No one, repeat, NO ONE, in Washington or academia has the foggiest clue how to make use of a foreign population to improve America’s standing in the world. Democrats, with their love of dictators and their phony populism masking a fear and hatred of middle class and working class people have a top down focus that rewards the richest in the name of “the people” and benefits no one else. Republicans, with their refusal to rock even a sinking boat, are content to rearrange the proverbial deck chairs.

There was, however, one senior official who had a solid sense of how to “turn” a foreign population. General John R. Deane was the US Military Liaison to the Soviet Union for most of World War II. He was one of those rare individuals who, in Kipling’s words, “could walk with kings nor lose the common touch.” Indeed his very engaging memoir of his time in Moscow, Strange Alliance, published in 1946, provides the reader with astute personality observations of everyone from Joseph Stalin to the old woman who cooked for Deane.

General Deane went further than mere observation in his book. The last section proposed a strategy which may very well have avoided the Cold War and caused the collapse of the Soviet Union much earlier than it actually did. Deane’s strategy involved a three part approach to dealing with the USSR.

First, Deane proposed what we now call containment (Deane called it “Restraint”), i.e., maintaining enough military force to discourage Russian adventurism. Since Deane’s book was in bookstores eight months before George Kennan’s “X” article which is widely credited with proposing the containment theory, there is a very good case to be made that Kennan borrowed the idea from Deane.

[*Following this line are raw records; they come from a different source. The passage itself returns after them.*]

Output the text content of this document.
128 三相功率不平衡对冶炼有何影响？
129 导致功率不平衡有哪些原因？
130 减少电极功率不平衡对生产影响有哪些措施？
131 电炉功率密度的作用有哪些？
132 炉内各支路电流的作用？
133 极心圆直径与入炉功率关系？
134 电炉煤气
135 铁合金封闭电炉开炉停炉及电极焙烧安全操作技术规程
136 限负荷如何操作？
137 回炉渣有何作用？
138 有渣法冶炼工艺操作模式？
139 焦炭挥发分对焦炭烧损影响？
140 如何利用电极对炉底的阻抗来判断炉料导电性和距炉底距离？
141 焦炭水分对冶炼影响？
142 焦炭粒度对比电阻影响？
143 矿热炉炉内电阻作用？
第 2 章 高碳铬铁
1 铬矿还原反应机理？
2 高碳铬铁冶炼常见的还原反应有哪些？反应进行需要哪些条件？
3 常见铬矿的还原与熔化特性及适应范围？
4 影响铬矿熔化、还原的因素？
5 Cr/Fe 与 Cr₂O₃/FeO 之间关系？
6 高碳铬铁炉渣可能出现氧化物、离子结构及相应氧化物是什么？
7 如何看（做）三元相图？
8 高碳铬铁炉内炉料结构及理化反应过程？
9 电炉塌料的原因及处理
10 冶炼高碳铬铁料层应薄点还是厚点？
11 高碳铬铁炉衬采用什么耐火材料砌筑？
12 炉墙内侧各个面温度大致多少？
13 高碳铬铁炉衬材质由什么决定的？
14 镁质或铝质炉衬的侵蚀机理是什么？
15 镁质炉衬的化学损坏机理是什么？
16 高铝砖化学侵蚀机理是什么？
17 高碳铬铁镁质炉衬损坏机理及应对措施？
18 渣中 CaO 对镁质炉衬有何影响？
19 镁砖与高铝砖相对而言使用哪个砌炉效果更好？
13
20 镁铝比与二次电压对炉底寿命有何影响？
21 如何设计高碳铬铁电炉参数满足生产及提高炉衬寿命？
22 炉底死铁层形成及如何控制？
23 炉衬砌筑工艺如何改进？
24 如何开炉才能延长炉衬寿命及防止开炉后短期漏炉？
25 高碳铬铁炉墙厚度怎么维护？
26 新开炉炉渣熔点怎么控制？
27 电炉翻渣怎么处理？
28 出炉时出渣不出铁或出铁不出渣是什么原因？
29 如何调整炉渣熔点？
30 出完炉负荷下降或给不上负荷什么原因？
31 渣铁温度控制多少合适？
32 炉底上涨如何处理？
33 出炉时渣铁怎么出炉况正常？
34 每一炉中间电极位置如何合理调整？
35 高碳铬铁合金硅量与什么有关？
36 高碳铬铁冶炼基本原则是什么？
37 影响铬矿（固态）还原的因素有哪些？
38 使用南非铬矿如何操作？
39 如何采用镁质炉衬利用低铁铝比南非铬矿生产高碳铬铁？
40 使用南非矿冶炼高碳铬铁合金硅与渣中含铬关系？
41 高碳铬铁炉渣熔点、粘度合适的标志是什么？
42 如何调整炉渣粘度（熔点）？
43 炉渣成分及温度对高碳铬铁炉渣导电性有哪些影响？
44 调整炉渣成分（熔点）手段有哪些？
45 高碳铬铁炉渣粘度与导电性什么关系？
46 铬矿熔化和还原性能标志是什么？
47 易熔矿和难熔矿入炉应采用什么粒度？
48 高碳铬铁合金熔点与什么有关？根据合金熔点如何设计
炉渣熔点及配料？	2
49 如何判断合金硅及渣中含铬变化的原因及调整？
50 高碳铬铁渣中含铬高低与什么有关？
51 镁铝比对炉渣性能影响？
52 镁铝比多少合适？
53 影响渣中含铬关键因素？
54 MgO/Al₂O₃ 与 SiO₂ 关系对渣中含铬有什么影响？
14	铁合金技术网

Deane didn’t stop there. He also proposed a continuing dialogue with Soviet leadership, but one based on a realistic and culturally sensitive relationship. Having negotiated with the Russians for more than two years, Deane knew that you had to be tough, you had to demand a quid pro quo, you couldn’t make concessions with the expectation of accumulating good will. None of this was peculiar to the Communist mindset; it had always been necessary when dealing with Russia.

Finally, Deane recognized that the more interface between the United States and the average Russian, the more we would weaken the Soviet leadership’s hold over the Russian mind. Exposure to everything from US consumer goods to educational programs to citizen exchanges all would have the effect of weakening Communism.

Tragically, Deane wasn’t listened to. Only the first leg of his strategy – containment – was implemented (and he wasn’t even credited with that).Instead of a sort of Warm Peace we could have had, we had the Cold War, the Bay of Pigs, Vietnam, 25 years in which the fabric of America and the Free World was strained to the breaking point. It wasn’t until Richard Nixon that the third leg of Deane’s strategy was implemented with Pepsi and blue jeans reaching Moscow and détente becoming the buzz word du jour. It wasn’t until Ronald Reagan replaced Western style diplomacy with tough negotiations and a demand for quid pro quo that the second and final leg of Deane’s three part strategy was initiated. The Soviet Union toppled within the decade.

Today, Deane has been forgotten. No one in academia is thinking about how to employ the desires and aspirations of foreign populations in a way that would undermine those who seek to hurt us. The US is no longer the industrial powerhouse it was when it won World War II. It is no longer a unified country with shared goals and common ideals. All we have is our highest aspirations, but that is all we need. It is possible to use the population of hostile governments the way a black belt in judo uses his opponent’s bulk to his own advantage. But among Western intellectuals, there is no one trying to figure out the moves.

If we are to thrive in the next century, someone will have to start thinking it through. Where is the General Deane of the 21st Century?